Example End-to-End Flow (Abstracted)

Use this template mentally; don’t hard-code content.

  1. User input

    • 4 pages of meeting notes about “improving engineering performance reviews”.
    • Goal: blog article for engineering managers to share internally.
  2. Normalize

    • Themes:
      • Pain: reviews feel bureaucratic, not useful.
      • Insight: reviews fail when expectations are not set early.
      • Tactics: quarterly calibration, rubric examples, skip-level feedback.
    • Strong lines:
      • “If reviews are a surprise, you failed months ago.”
  3. Angle & type

    • Audience: Leaders / Execs.
    • Type: Thought leadership + light playbook.
    • Angle statement:
      • “Performance reviews are not a form; they’re a year-long conversation with a deadline.”
  4. Outline

    • H1: “If Performance Reviews Are a Surprise, You Failed Months Ago”
    • H2: Why Traditional Reviews Backfire on Engineering Teams.
    • H2: Set Expectations Quarterly, Not Annually.
    • H2: The Simple Rubric That Makes Reviews Boring (in a Good Way).
    • H2: How to Fix Your Next Review Cycle in 30 Days.
    • H2: Key Takeaways for Your Team.
  5. Draft

    • Use real phrases from notes to preserve voice.
    • Weave in 1 story + 1 rubric + 1 “start this month” checklist.
  6. Sharpen

    • Cut out generic HR advice sections from the notes.
    • Tighten each section intro to 2–3 lines.
  7. Close

    • CTA: “Share this with your EMs and agree on one change before next quarter.”

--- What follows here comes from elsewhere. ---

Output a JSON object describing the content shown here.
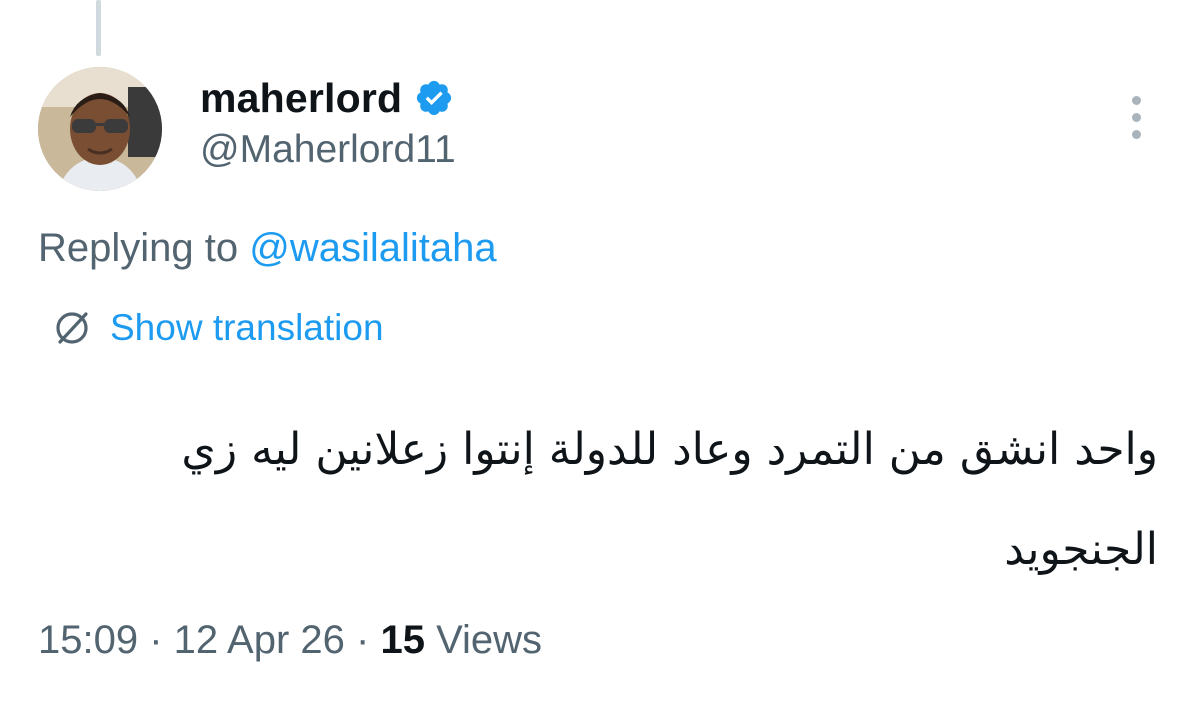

Interactions with Other Skills

  • If the user later wants:

    • An X Article version → feed your final blog draft into x-articles.
    • A multi-channel pack (X, LinkedIn, Substack, Medium) → feed the canonical blog into content-syndication.
  • If the user wants stronger discoverability after drafting:

    • Run the final article through seo-and-geo for SEO, GEO, and AEO improvements.
  • When used as part of a pipeline:

    • blog-articles defines the canonical argument and structure.
    • x-articles shapes it into X-native long-form.
    • content-syndication breaks it into channel-native variants.